Aus Sicht der Nachhaltigkeit, halte ich das für ein interessantes Konzept.

Geschichten an der Frischetheke

02.07.2019

IN: ReCup - OUT: Einwegbecher!

Lübeck hat per Ratsbeschluss die Trendwende beschlossen: ReCup - Becherpfandsystem.  Bei ONE Fairtrade Kaffeerösterei in Lübeck habe ich mir zeigen lassen, wie dieses Becherpfandsystem funktioniert:

Der Kunde zahlt €1,00 Pfand für einen ReCup-Becher, erhält sein Warmgetränk darin und kann es bei der nächsten Kaffeelust in jedem x-beliebigen Café, das ebenfalls ReCups anbietet, dort seinen Becher eintauschen und erhält einen neuen. Einfach zu handhaben für beide Seiten und es spart den Café-Betreiber auch noch Kosten für die Einwegbecher. Eigentümer der Kaffeerösterei, Axkut Kayabas bestätigte mir, dass ReCup sehr gut von den Lübecker*innen angenommen wird.

Auch Bruno und Michelle aus unserer Lübecker Fraktion berichteten - nicht ganz ohne Stolz - dass bereits viele Cafés in Lübeck an dem Becherpfandsystem teilnehmen → mit steigender Tendenz.

Ein echtes Vorbild auch für andere Kommunen!

Tauschen statt Kaufen! Die Jugend macht's vor...

01.07.2019

Eine Recyclingquote von nur 15%

Heute habe ich die GAB Umweltservice in Kummerfeld besucht. Dort werden 12 verschiedene "Produkte" aus dem Gelben Sack für 8 verschiedene Duale Systeme vorsortiert. Als Laie steht man mit großen Augen vor dieser Anlage, in welcher Fließbänder kreuz und quer über, unter, vor und hinter einem vorbei laufen. Am Ende kommt raus, was am Anfang rein kam: ein buntes Meer aus Kunststoffen. Ich wurde sehr nachdenklich, nachdem ich gesehen habe, welche Massen an Verpackungsmaterial diesen aufwändigen Prozess durchlaufen und am Ende (bislang 70% und seit 2019) 50% nicht sortierter Müll wieder heraus kommt, der dann "thermisch verwertet" - also schlicht verbrannt wird, was wiederum eine enorme Umweltbelastung durch CO2 bedeutet.

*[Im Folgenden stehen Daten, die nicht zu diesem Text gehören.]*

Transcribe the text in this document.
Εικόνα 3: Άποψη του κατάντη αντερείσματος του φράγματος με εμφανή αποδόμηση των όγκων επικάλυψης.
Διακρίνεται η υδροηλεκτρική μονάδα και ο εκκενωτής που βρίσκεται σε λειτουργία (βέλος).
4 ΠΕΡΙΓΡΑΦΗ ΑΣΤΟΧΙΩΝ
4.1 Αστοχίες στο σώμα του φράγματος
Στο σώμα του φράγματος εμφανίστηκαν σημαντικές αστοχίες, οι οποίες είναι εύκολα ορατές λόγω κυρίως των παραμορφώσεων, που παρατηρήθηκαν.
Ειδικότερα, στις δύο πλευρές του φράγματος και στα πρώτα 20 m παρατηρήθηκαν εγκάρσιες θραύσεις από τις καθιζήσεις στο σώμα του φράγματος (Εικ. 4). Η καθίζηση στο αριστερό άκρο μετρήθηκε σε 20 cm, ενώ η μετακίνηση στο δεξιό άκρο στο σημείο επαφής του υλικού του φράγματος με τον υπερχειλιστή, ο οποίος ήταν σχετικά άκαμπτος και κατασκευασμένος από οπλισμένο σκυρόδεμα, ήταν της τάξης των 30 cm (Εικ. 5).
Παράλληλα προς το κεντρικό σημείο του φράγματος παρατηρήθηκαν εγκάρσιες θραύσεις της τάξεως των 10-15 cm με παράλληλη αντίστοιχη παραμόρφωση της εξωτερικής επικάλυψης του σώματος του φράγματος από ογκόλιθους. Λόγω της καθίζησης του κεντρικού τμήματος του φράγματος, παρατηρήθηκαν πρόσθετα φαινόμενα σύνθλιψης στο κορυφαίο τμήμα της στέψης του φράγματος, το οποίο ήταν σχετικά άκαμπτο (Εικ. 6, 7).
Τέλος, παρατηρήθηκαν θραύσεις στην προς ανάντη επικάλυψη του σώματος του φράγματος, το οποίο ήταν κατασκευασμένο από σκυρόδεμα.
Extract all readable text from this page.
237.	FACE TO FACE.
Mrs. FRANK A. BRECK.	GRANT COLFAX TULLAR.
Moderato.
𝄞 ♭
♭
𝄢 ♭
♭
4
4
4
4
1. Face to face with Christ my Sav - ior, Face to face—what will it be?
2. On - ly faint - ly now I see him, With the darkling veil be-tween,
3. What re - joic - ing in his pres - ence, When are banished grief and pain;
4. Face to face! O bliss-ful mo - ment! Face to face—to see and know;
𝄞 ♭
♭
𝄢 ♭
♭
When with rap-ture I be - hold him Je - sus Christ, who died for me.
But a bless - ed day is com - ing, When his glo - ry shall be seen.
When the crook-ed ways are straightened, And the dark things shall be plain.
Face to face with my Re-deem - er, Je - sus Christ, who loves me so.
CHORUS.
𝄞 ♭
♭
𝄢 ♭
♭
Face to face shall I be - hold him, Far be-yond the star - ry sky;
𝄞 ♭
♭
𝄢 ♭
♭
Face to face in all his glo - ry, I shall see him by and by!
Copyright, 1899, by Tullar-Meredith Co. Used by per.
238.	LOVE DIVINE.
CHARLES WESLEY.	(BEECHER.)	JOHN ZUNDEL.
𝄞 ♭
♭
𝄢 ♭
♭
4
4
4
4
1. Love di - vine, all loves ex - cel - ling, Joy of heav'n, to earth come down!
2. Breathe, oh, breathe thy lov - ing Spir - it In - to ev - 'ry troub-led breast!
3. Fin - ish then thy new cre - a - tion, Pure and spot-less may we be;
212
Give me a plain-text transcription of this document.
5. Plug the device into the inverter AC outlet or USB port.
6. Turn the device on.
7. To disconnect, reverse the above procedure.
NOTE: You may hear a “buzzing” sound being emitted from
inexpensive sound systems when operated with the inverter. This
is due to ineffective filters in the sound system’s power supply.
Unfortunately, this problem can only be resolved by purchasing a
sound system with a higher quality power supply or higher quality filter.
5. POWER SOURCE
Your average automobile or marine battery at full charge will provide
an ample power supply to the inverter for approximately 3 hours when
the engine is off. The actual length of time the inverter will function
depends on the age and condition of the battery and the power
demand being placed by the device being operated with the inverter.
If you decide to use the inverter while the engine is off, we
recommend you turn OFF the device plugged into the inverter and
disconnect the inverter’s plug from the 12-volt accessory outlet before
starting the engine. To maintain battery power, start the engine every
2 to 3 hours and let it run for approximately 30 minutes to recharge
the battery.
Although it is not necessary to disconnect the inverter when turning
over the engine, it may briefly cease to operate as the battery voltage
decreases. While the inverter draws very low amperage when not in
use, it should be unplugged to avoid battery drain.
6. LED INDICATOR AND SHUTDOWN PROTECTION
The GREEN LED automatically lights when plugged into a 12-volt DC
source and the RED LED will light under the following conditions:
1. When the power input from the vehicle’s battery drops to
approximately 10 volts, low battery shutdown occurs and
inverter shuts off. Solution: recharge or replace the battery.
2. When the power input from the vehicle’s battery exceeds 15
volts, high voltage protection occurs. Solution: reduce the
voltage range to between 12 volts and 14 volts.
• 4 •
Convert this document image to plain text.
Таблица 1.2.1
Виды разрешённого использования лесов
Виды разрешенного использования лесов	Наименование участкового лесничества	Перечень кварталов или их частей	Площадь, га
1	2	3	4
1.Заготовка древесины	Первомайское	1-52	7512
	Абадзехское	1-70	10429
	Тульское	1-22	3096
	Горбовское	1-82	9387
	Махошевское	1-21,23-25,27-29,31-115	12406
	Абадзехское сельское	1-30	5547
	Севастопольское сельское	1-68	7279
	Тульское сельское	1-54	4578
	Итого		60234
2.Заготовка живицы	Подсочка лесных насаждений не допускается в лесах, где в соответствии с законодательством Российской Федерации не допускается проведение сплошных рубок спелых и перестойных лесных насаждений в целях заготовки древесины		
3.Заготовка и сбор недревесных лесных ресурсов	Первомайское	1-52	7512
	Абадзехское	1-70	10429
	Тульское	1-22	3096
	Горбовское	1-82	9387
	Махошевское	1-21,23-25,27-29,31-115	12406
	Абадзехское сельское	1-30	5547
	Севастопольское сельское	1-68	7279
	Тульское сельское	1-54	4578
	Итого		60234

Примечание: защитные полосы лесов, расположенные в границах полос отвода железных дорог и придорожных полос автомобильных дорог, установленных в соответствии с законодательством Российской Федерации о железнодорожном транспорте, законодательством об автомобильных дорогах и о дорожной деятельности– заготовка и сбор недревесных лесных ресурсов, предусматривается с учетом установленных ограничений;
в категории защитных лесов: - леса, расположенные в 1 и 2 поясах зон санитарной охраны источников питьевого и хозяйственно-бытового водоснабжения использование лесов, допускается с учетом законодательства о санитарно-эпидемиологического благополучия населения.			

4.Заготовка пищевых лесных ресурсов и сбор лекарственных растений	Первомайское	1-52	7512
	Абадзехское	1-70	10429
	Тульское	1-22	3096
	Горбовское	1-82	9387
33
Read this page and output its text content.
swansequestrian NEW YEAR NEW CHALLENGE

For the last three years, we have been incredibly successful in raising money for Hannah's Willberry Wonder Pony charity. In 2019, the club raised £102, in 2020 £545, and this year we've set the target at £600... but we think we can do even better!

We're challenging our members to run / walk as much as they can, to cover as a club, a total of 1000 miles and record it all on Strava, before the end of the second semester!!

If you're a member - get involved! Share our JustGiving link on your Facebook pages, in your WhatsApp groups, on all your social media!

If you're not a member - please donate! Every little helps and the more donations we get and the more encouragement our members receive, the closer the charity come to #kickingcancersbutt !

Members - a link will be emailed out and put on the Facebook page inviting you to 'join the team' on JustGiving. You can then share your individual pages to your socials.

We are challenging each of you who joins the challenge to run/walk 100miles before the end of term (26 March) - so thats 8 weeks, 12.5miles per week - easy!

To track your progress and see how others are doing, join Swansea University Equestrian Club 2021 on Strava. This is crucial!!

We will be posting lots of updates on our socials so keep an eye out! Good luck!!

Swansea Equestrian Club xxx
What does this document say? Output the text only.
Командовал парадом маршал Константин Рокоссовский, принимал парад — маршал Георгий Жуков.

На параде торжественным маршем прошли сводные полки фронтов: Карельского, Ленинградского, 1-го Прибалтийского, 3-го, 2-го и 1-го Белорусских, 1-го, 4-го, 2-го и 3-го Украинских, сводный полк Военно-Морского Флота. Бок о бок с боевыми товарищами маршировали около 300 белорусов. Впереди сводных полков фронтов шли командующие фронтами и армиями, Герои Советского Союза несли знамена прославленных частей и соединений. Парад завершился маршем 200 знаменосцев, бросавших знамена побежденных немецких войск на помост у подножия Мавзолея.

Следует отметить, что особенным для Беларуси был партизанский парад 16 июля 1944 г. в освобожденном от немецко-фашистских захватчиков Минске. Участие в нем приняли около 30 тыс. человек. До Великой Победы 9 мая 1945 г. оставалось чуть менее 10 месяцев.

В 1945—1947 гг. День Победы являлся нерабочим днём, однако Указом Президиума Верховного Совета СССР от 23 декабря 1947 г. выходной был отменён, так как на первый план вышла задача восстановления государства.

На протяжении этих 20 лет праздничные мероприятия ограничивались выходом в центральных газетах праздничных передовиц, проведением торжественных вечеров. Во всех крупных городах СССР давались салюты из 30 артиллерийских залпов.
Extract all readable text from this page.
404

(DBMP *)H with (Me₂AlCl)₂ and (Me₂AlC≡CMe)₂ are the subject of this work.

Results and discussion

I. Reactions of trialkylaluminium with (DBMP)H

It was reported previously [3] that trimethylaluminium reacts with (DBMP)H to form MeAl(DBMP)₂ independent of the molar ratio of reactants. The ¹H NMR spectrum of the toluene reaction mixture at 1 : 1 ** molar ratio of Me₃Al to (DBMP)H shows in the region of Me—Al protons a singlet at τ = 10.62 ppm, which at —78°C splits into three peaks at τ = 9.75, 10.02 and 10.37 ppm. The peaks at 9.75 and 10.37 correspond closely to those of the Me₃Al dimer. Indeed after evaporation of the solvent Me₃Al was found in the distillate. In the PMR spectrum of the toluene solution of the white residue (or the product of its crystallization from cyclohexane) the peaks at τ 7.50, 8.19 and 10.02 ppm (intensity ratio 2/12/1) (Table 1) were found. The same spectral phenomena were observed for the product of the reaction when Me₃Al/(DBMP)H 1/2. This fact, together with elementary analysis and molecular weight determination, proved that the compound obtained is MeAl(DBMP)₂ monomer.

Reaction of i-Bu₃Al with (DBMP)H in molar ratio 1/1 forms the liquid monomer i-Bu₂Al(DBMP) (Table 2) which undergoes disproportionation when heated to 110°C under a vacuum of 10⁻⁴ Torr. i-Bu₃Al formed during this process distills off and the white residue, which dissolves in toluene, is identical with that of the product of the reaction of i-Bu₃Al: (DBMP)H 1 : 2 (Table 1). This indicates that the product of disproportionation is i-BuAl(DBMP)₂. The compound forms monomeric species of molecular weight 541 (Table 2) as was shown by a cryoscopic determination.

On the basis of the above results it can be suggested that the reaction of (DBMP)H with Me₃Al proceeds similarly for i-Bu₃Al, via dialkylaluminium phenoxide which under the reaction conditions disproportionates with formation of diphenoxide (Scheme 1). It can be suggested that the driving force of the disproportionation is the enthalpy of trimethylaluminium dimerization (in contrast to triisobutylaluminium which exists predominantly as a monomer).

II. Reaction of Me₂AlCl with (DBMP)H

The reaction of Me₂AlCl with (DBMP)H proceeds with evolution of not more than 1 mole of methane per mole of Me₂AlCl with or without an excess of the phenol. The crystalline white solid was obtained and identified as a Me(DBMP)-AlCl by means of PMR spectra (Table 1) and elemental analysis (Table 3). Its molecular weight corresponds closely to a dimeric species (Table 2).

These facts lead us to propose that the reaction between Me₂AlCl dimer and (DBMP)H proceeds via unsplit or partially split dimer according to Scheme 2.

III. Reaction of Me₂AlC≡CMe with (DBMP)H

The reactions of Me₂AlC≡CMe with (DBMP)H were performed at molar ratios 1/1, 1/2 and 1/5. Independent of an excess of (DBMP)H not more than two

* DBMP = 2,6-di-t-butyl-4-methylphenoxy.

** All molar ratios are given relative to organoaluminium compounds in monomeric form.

Da ist der Umstand, dass unser Wasser in Pinneberg durch die Thermische Verwertung beheizt wird, nur ein schwacher Trost.

Wir müssen irgendwie einen Weg aus dieser Konsum- und Wegwerfgesellschaft finden, denn wir produzieren eindeutig zu viel (Plastik-) Müll!!

Übrigens bezieht sich die Zahl 50% auf die gesetzlich festgelegte Sortierungsquote. Laut Plastikatlas der Heinrich Böll Stiftung werden gerade mal 15,6% Kunststoffe in Deutschland recycelt, weltweit sogar nur 14%

Hier gehts zum Plastikatlas.

Achso und einen wichtigen Hinweis habe ich dort noch einmal mit auf den Weg bekommen:

Plastiktüten gehören nicht in den Biomüll, auch nicht die abbaubaren! Erstes Problem ist, dass die Kunststoffe länger zum Abbauen brauchen, als die Dauer auf die die Anlagen ausgelegt sind und zweites gibt es eine Menge "Bio-Plastiktüten", die überhaupt nicht abbaubar sind, sondern maximal aus nachwachsenden Rohstoffen erzeugt wurden. Wer sich näher für dieses Thema interessiert, hier entlang zu einem informativen Beitrag von Deutschlandfunk.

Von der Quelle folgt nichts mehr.